Şimdide Gökhan gülümsemişti.

- sevindim, benim gibi hissetmen, azda olsa rahatlattı. dedi. Gerçekten içinden geçenleri söylemişti.

Anıl, geçen zaman içinde çok iyi arkadaş olmalarının nedenini hatırladı. Doğaldı Gökhan. Olduğu gibiydi, hep öyle davranmıştı. Ama kendisi hiç öyle olamamıştı. Şimdide olamayacaktı.

- ben okulu bırakıyorum! dedi.

Gökhan'ın acı tebessümü yüzünü kapladı.

- yeni bir ev arkadaşı bulmalıyım anlaşılan. Ben bok gibi hissediyorum ama, sen bokun tam ortasına düşmüşsün adamım. Başın ne türlü bir belada bilmiyorum da, iyi yalancısın onu anladım, dedi.

Derin bir nefes aldı Anıl.

- bana öfkelisin anlıyorum. Ama elimde olmayan sebeplerle ani bir karar vermem gerekti. Üzgünüm, dedi.

- üzgün olmalısın! dedi Gökhan ve ekledi.

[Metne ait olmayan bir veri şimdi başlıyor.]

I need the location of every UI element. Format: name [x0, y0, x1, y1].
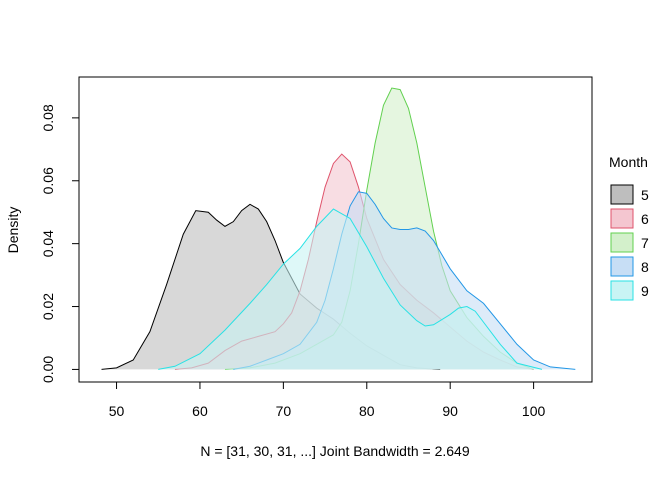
legend-title: Month	[609, 154, 648, 170]
x-tick-label: 70	[276, 403, 292, 419]
y-tick-label: 0.08	[40, 104, 56, 131]
legend-label-9: 9	[641, 283, 649, 299]
legend-swatch-5	[610, 184, 634, 205]
legend-label-5: 5	[641, 187, 649, 203]
density-area-9	[158, 209, 542, 370]
legend-label-7: 7	[641, 235, 649, 251]
y-axis: 0.00 0.02 0.04 0.06 0.08	[40, 104, 80, 383]
legend: Month 5 6 7 8 9	[609, 154, 649, 301]
x-tick-label: 90	[442, 403, 458, 419]
y-tick-label: 0.04	[40, 230, 56, 257]
x-axis-label: N = [31, 30, 31, ...] Joint Bandwidth = …	[200, 443, 470, 459]
y-tick-label: 0.06	[40, 167, 56, 194]
x-tick-label: 100	[522, 403, 546, 419]
x-tick-label: 80	[359, 403, 375, 419]
y-tick-label: 0.02	[40, 293, 56, 320]
y-tick-label: 0.00	[40, 356, 56, 383]
density-line-9	[158, 208, 543, 370]
y-axis-label: Density	[5, 207, 21, 254]
legend-swatch-9	[610, 280, 634, 301]
density-areas	[101, 87, 576, 370]
legend-label-8: 8	[641, 259, 649, 275]
legend-label-6: 6	[641, 211, 649, 227]
x-axis: 50 60 70 80 90 100	[109, 381, 546, 419]
legend-swatch-8	[610, 256, 634, 277]
x-tick-label: 60	[192, 403, 208, 419]
x-tick-label: 50	[109, 403, 125, 419]
legend-swatch-7	[610, 232, 634, 253]
legend-swatch-6	[610, 208, 634, 229]
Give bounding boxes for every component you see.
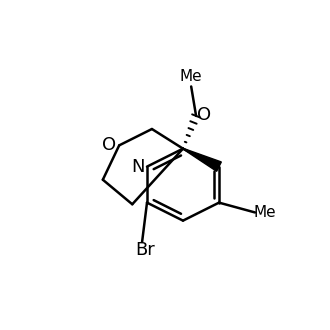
Text: Me: Me	[180, 69, 203, 84]
Text: O: O	[102, 136, 116, 154]
Text: Br: Br	[136, 241, 155, 259]
Text: O: O	[197, 106, 211, 124]
Text: N: N	[131, 158, 145, 176]
Polygon shape	[183, 148, 221, 171]
Text: Me: Me	[253, 205, 276, 220]
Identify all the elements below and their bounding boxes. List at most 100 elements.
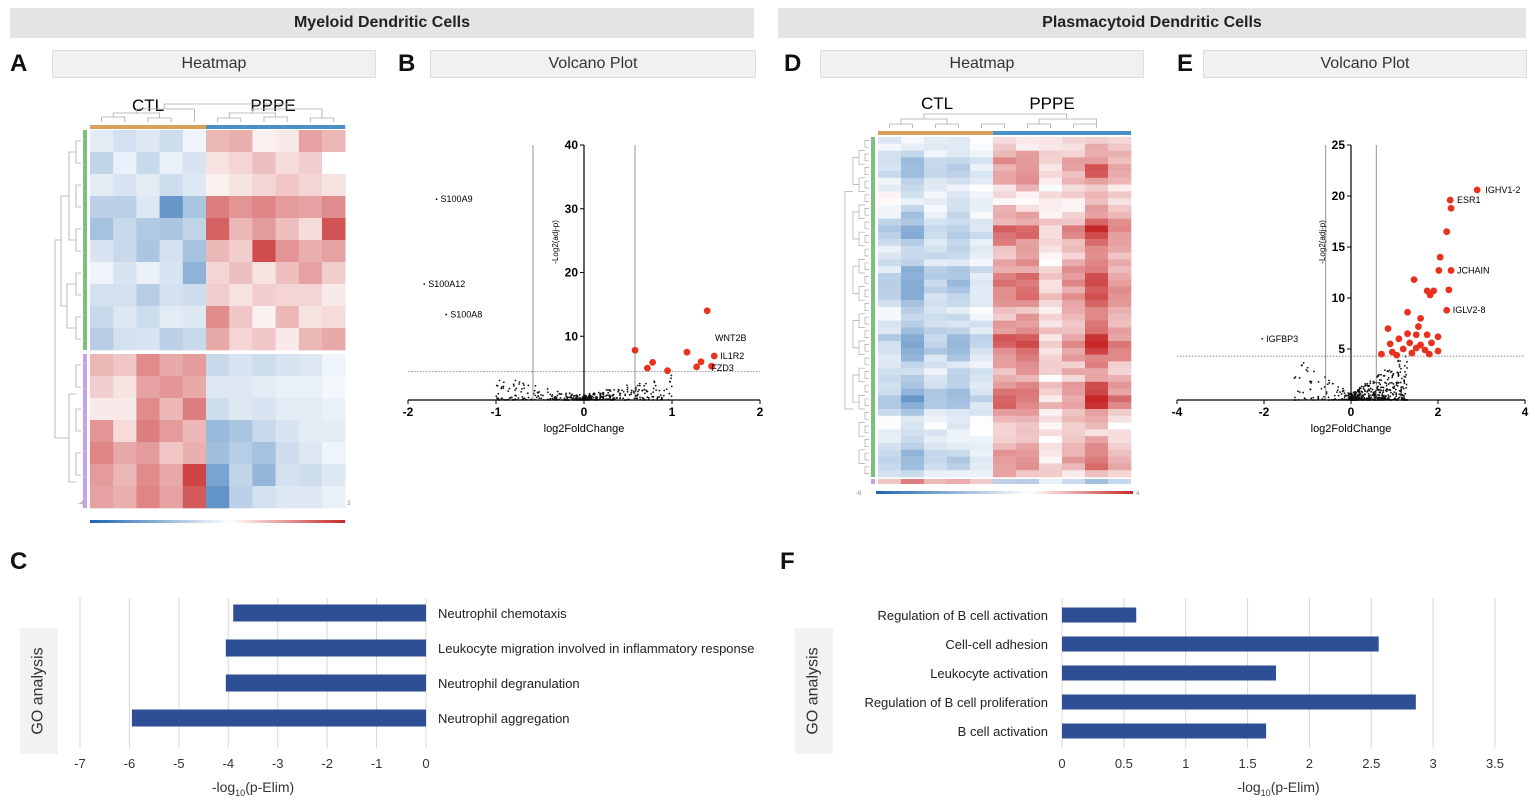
heatmap-a-cell [275, 464, 300, 487]
heatmap-d-cell [901, 388, 925, 396]
heatmap-a-cell [136, 306, 160, 329]
heatmap-d-cell [1016, 259, 1040, 267]
heatmap-d-cell [924, 449, 948, 457]
volcano-b-background-point [656, 396, 659, 399]
volcano-e-background-point [1336, 389, 1339, 392]
heatmap-a-cell [113, 196, 137, 219]
volcano-e-background-point [1358, 390, 1361, 393]
heatmap-a-cell [90, 174, 114, 197]
heatmap-a-cell [159, 152, 184, 175]
heatmap-d-cell [1016, 293, 1040, 301]
heatmap-a-cell [229, 130, 253, 153]
heatmap-d-row-branch [858, 422, 865, 437]
volcano-e-background-point [1396, 371, 1399, 374]
volcano-b-significant-point [631, 346, 639, 354]
volcano-b-labeled-point [445, 313, 448, 316]
volcano-e-background-point [1341, 397, 1344, 400]
volcano-b-background-point [551, 397, 554, 400]
volcano-e-background-point [1323, 395, 1325, 398]
heatmap-a-cell [90, 306, 114, 329]
heatmap-d-cell [1062, 388, 1086, 396]
volcano-b-background-point [628, 394, 631, 396]
volcano-b-background-point [602, 397, 604, 400]
heatmap-d-cell [901, 402, 925, 410]
volcano-b-background-point [644, 382, 647, 385]
heatmap-d-cell [993, 245, 1017, 253]
volcano-b-significant-point [697, 358, 705, 366]
volcano-b-background-point [590, 396, 592, 399]
volcano-e-y-label: -Log2(adj-p) [1318, 220, 1327, 264]
heatmap-d-cell [1085, 245, 1109, 253]
heatmap-d-cell [1085, 191, 1109, 199]
heatmap-d-cell [1062, 375, 1086, 383]
heatmap-a-cell [136, 262, 160, 285]
heatmap-a-cell [90, 218, 114, 241]
volcano-plot-b: -2 -1 0 1 2 10 20 30 40 log2FoldChange -Log2(adj-p… [403, 138, 764, 435]
heatmap-a-col-branch [136, 108, 195, 122]
volcano-b-background-point [606, 394, 608, 397]
heatmap-d-cell [1085, 443, 1109, 451]
volcano-b-background-point [570, 397, 573, 399]
volcano-e-y-tick-label: 5 [1338, 342, 1345, 356]
heatmap-d-row-branch [852, 157, 859, 185]
volcano-b-background-point [501, 397, 503, 400]
heatmap-a-row-branch [68, 151, 76, 241]
heatmap-a-cell [159, 196, 184, 219]
heatmap-d-cell [1039, 334, 1063, 342]
volcano-e-background-point [1404, 392, 1407, 395]
heatmap-d-cell [878, 198, 902, 206]
heatmap-a-cell [206, 306, 230, 329]
heatmap-d-cell [970, 456, 994, 464]
volcano-b-background-point [662, 394, 665, 397]
volcano-e-background-point [1337, 394, 1340, 397]
heatmap-d-cell [1085, 449, 1109, 457]
heatmap-d-cell [878, 354, 902, 362]
volcano-e-background-point [1378, 391, 1381, 393]
heatmap-d-cell [1039, 286, 1063, 294]
heatmap-a-cell [322, 486, 346, 509]
heatmap-d-cell [1039, 415, 1063, 423]
volcano-e-background-point [1339, 391, 1341, 394]
heatmap-d-cell [878, 225, 902, 233]
heatmap-d-pppe-bar [993, 131, 1131, 135]
heatmap-d-cell [947, 327, 971, 335]
volcano-b-background-point [618, 392, 621, 395]
go-c-category-label: Neutrophil chemotaxis [438, 606, 567, 621]
heatmap-d-cell [1085, 211, 1109, 219]
volcano-b-background-point [632, 390, 635, 393]
heatmap-a-cell [322, 284, 346, 307]
volcano-e-background-point [1371, 388, 1374, 391]
heatmap-d-cell [993, 218, 1017, 226]
heatmap-d-cell [1085, 266, 1109, 274]
volcano-e-significant-point [1443, 228, 1451, 236]
heatmap-d-cell [970, 211, 994, 219]
heatmap-d-cell [1085, 422, 1109, 430]
volcano-e-x-tick-label: 0 [1348, 405, 1355, 419]
go-f-category-label: Regulation of B cell proliferation [864, 695, 1048, 710]
heatmap-a-cell [252, 240, 276, 263]
heatmap-d-cell [947, 409, 971, 417]
heatmap-d-cell [1016, 177, 1040, 185]
volcano-b-background-point [513, 384, 515, 387]
heatmap-a-cell [182, 196, 207, 219]
heatmap-a-cell [136, 420, 160, 443]
heatmap-d-cell [947, 286, 971, 294]
volcano-e-significant-point [1445, 286, 1453, 294]
heatmap-d-cell [1108, 286, 1132, 294]
volcano-b-background-point [608, 395, 611, 398]
heatmap-d-cell [1085, 429, 1109, 437]
volcano-e-background-point [1401, 386, 1404, 388]
volcano-b-background-point [668, 380, 671, 383]
volcano-b-y-tick-label: 20 [565, 266, 579, 280]
heatmap-d-annotation-cell [1016, 479, 1039, 484]
heatmap-d-cell [1085, 354, 1109, 362]
heatmap-d-cell [1108, 320, 1132, 328]
heatmap-d-cell [1016, 381, 1040, 389]
volcano-e-background-point [1391, 392, 1394, 395]
heatmap-d-cell [901, 245, 925, 253]
heatmap-d-annotation-cell [1108, 479, 1131, 484]
heatmap-a-cell [275, 398, 300, 421]
heatmap-a-cell [90, 328, 114, 351]
go-chart-f: 0 0.5 1 1.5 2 2.5 3 3.5 Regulation of B cell act… [864, 598, 1504, 798]
heatmap-d-cell [878, 266, 902, 274]
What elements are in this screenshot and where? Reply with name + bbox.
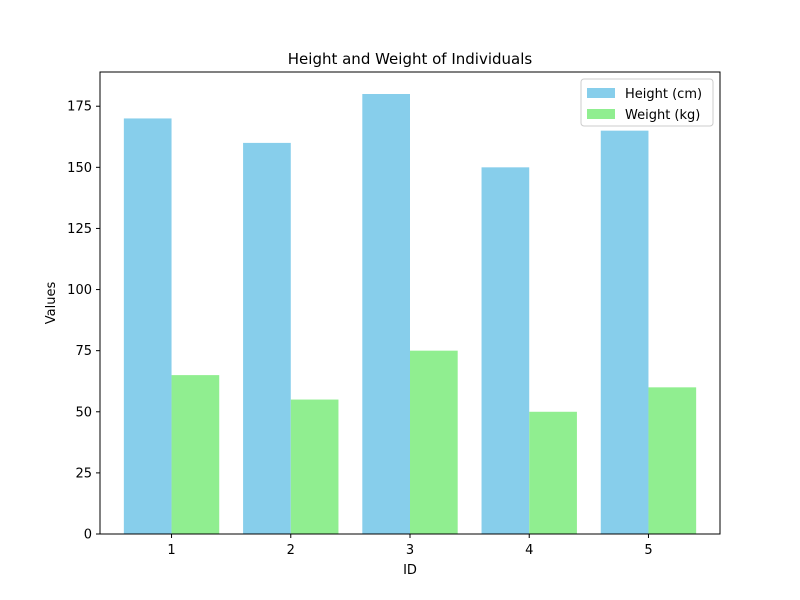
y-tick-label: 0	[84, 528, 92, 543]
bar-weight-3	[410, 350, 458, 534]
x-tick-label: 2	[287, 543, 295, 558]
legend: Height (cm) Weight (kg)	[580, 78, 714, 127]
y-axis-label: Values	[44, 282, 59, 325]
y-tick-label: 75	[75, 344, 92, 359]
x-axis-label: ID	[403, 563, 417, 578]
x-tick-label: 1	[167, 543, 175, 558]
bar-height-2	[243, 142, 291, 534]
bar-height-1	[123, 118, 172, 534]
x-tick-label: 4	[525, 543, 533, 558]
bars-group	[123, 94, 697, 535]
bar-height-3	[362, 94, 410, 534]
x-tick-label: 3	[406, 543, 414, 558]
legend-swatch-weight	[587, 109, 615, 119]
y-tick-label: 25	[75, 466, 92, 481]
bar-height-4	[481, 167, 530, 535]
chart-title: Height and Weight of Individuals	[288, 50, 533, 68]
y-tick-label: 50	[75, 405, 92, 420]
bar-weight-4	[529, 411, 577, 534]
y-tick-label: 150	[67, 161, 92, 176]
x-tick-label: 5	[644, 543, 652, 558]
bar-weight-2	[290, 399, 339, 534]
bar-weight-5	[648, 387, 697, 534]
y-tick-label: 100	[67, 283, 92, 298]
y-tick-label: 125	[67, 222, 92, 237]
legend-swatch-height	[587, 88, 615, 98]
y-tick-label: 175	[67, 100, 92, 115]
axes-group: 0 25 50 75 100 125 150 175 1 2 3 4 5	[67, 71, 721, 558]
bar-height-5	[600, 130, 649, 534]
legend-label-height: Height (cm)	[625, 87, 702, 102]
legend-label-weight: Weight (kg)	[625, 108, 700, 123]
bar-weight-1	[171, 375, 220, 534]
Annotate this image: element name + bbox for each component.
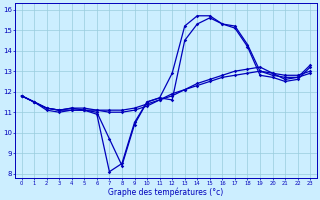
X-axis label: Graphe des températures (°c): Graphe des températures (°c) xyxy=(108,187,223,197)
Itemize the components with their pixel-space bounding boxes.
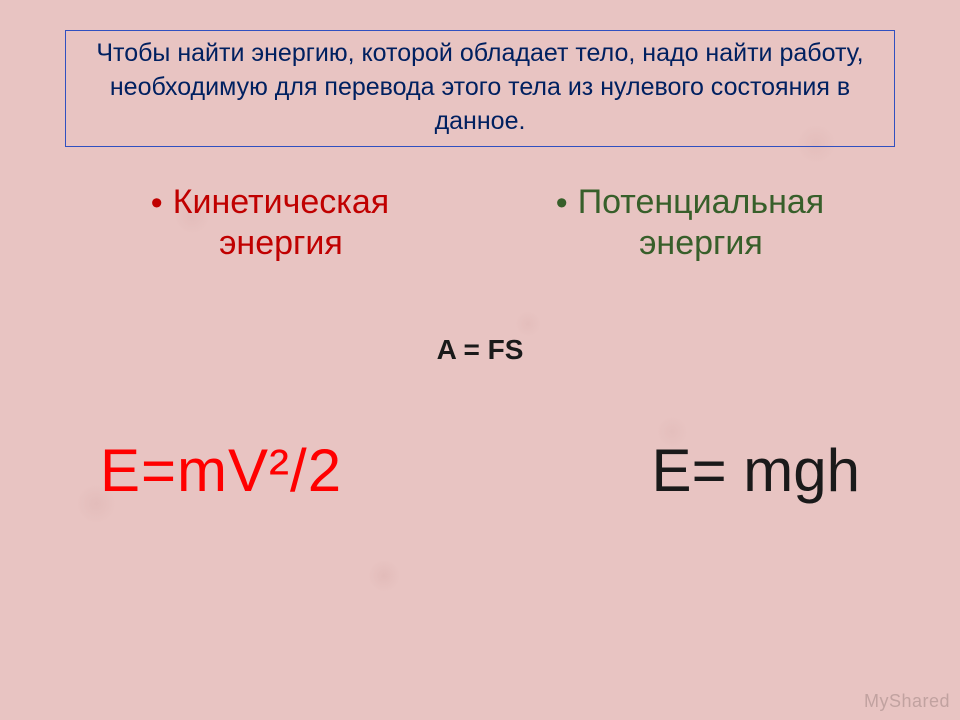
bullet-icon: •: [556, 184, 568, 223]
watermark: MyShared: [864, 691, 950, 712]
right-column: • Потенциальная энергия: [480, 182, 900, 264]
title-box: Чтобы найти энергию, которой обладает те…: [65, 30, 895, 147]
title-text: Чтобы найти энергию, которой обладает те…: [96, 37, 864, 138]
bullet-icon: •: [151, 184, 163, 223]
kinetic-heading: Кинетическая энергия: [173, 182, 389, 264]
left-column: • Кинетическая энергия: [60, 182, 480, 264]
potential-formula: E= mgh: [652, 436, 860, 505]
formula-row: E=mV²/2 E= mgh: [45, 421, 915, 505]
right-bullet-row: • Потенциальная энергия: [556, 182, 824, 264]
kinetic-heading-line2: энергия: [219, 224, 343, 262]
potential-heading-line2: энергия: [639, 224, 763, 262]
columns-row: • Кинетическая энергия • Потенциальная э…: [45, 182, 915, 264]
work-formula: A = FS: [45, 334, 915, 366]
left-bullet-row: • Кинетическая энергия: [151, 182, 389, 264]
potential-heading-line1: Потенциальная: [578, 183, 825, 221]
slide-container: Чтобы найти энергию, которой обладает те…: [0, 0, 960, 720]
kinetic-formula: E=mV²/2: [100, 436, 342, 505]
potential-heading: Потенциальная энергия: [578, 182, 825, 264]
kinetic-heading-line1: Кинетическая: [173, 183, 389, 221]
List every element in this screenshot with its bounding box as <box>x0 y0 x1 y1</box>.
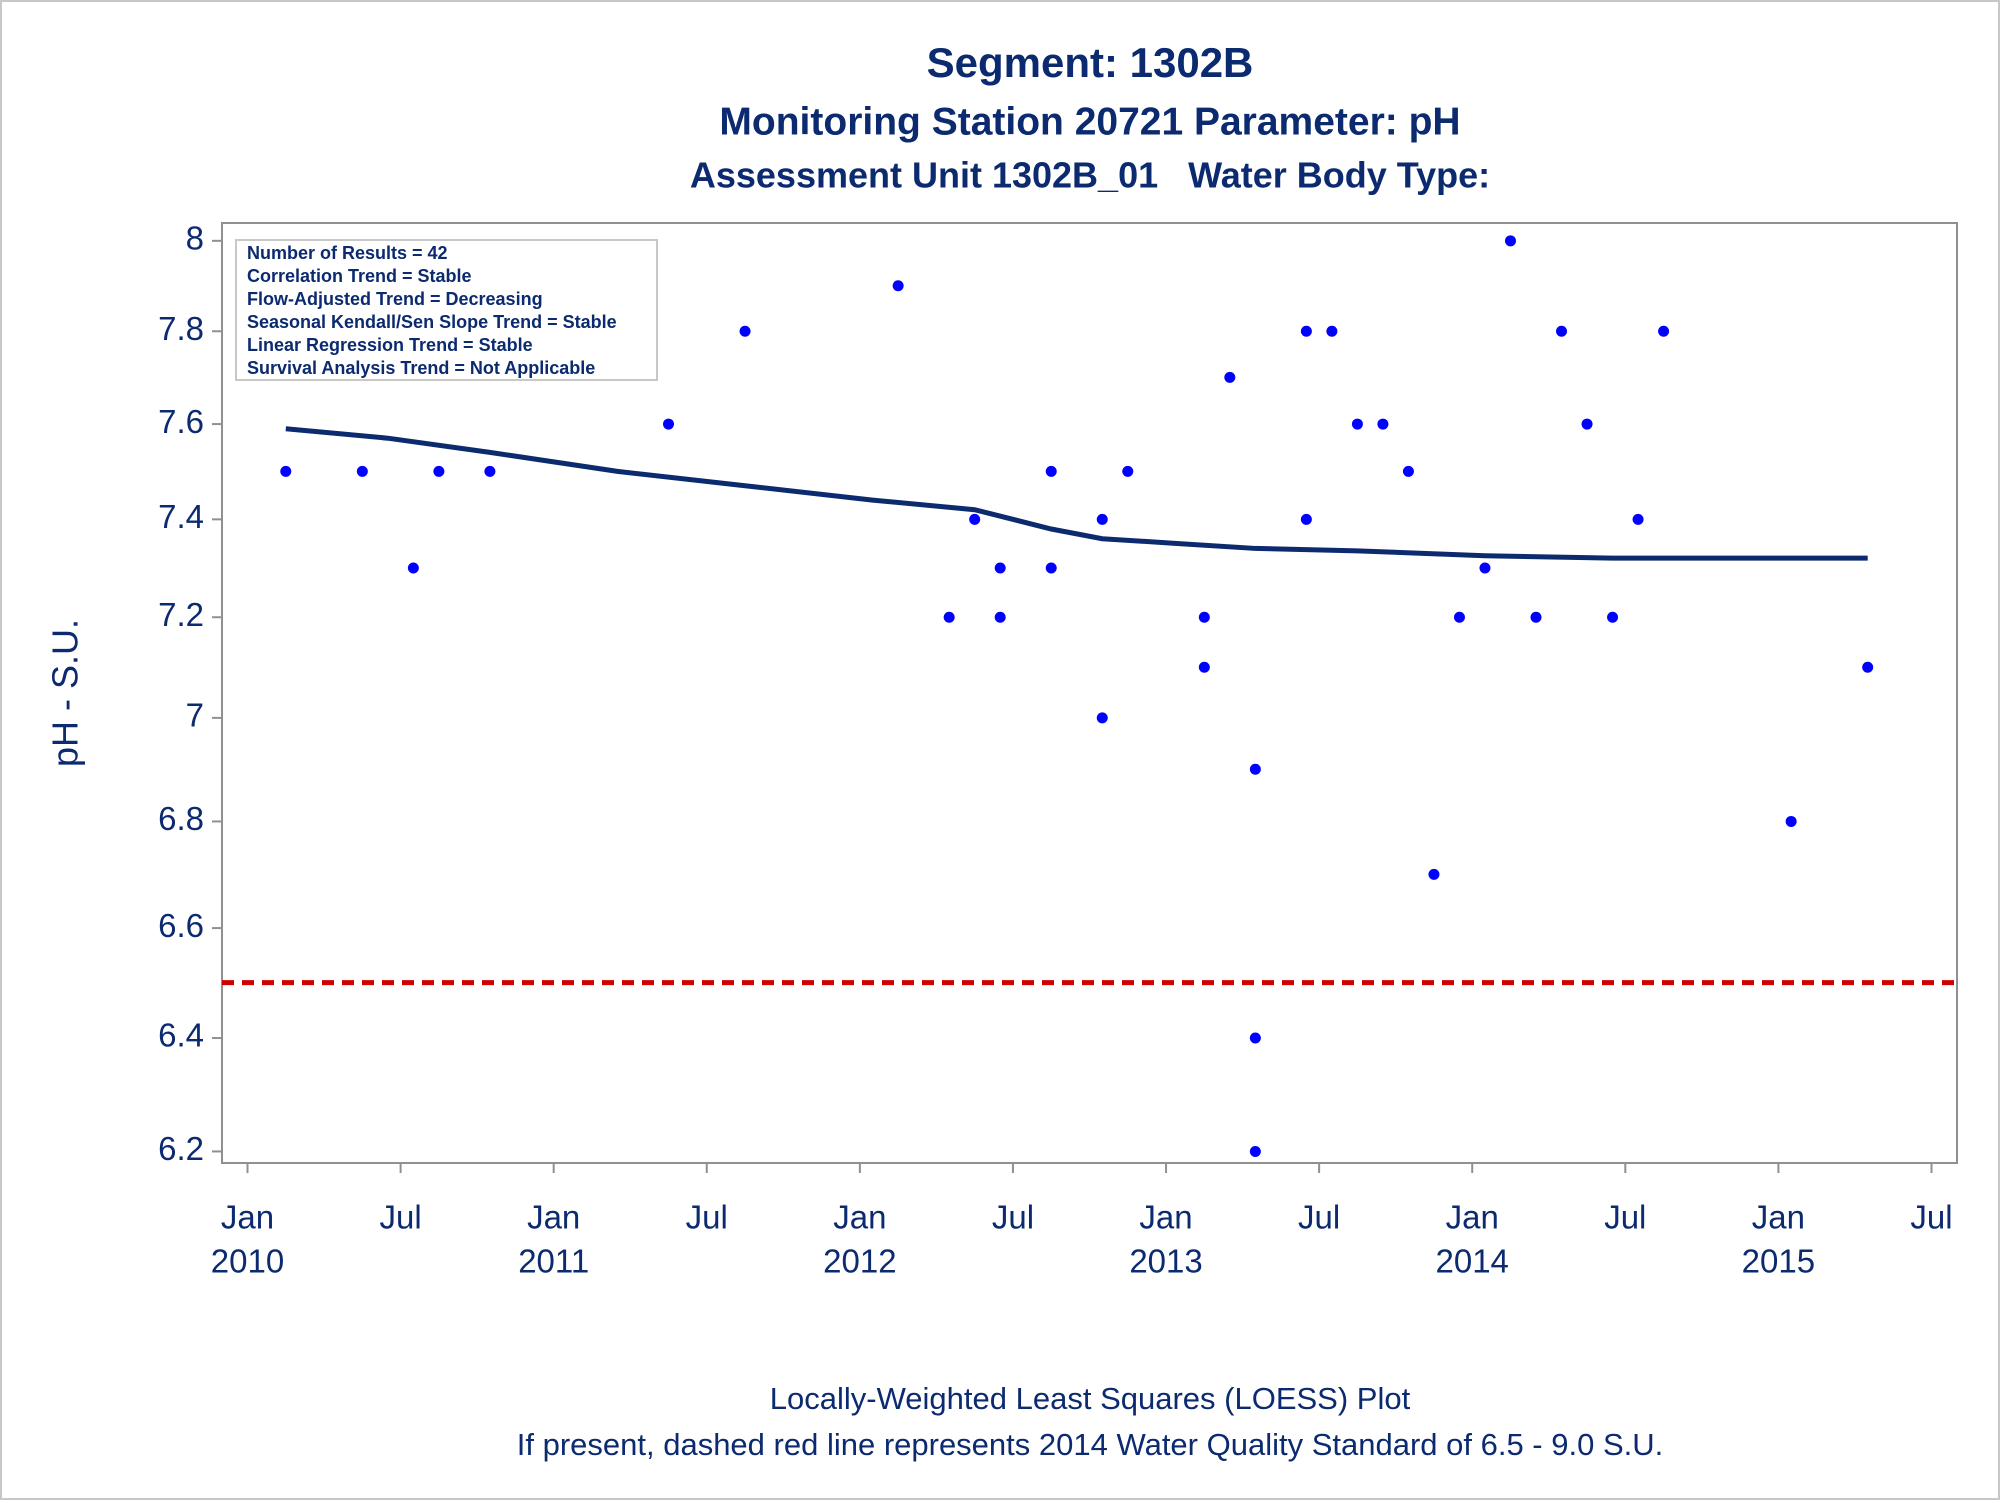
data-point <box>1045 465 1057 477</box>
data-point <box>1402 465 1414 477</box>
data-point <box>943 611 955 623</box>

Kendimi hiç bu kadar aptal hissetmemiştim. Daha fazla yalan söyleme. Aptal olabilirim ama, senin öğrenci olmadığını anlayacak kadar şey yaşadım. Açıklama yapmanada gerek yok. Siktir olup gidebilirsin! dedi.

       Anıl, bu konuşmadan sonra, söylenecek bir şey kalmadığınıda anlamış oldu. Yinede;

     - özür dilerim! Sen.... dedi ama devam edemedi. Telefondan gelen meşgul tonu, artık onu dinleyen birinin olmadığını gösteriyordu.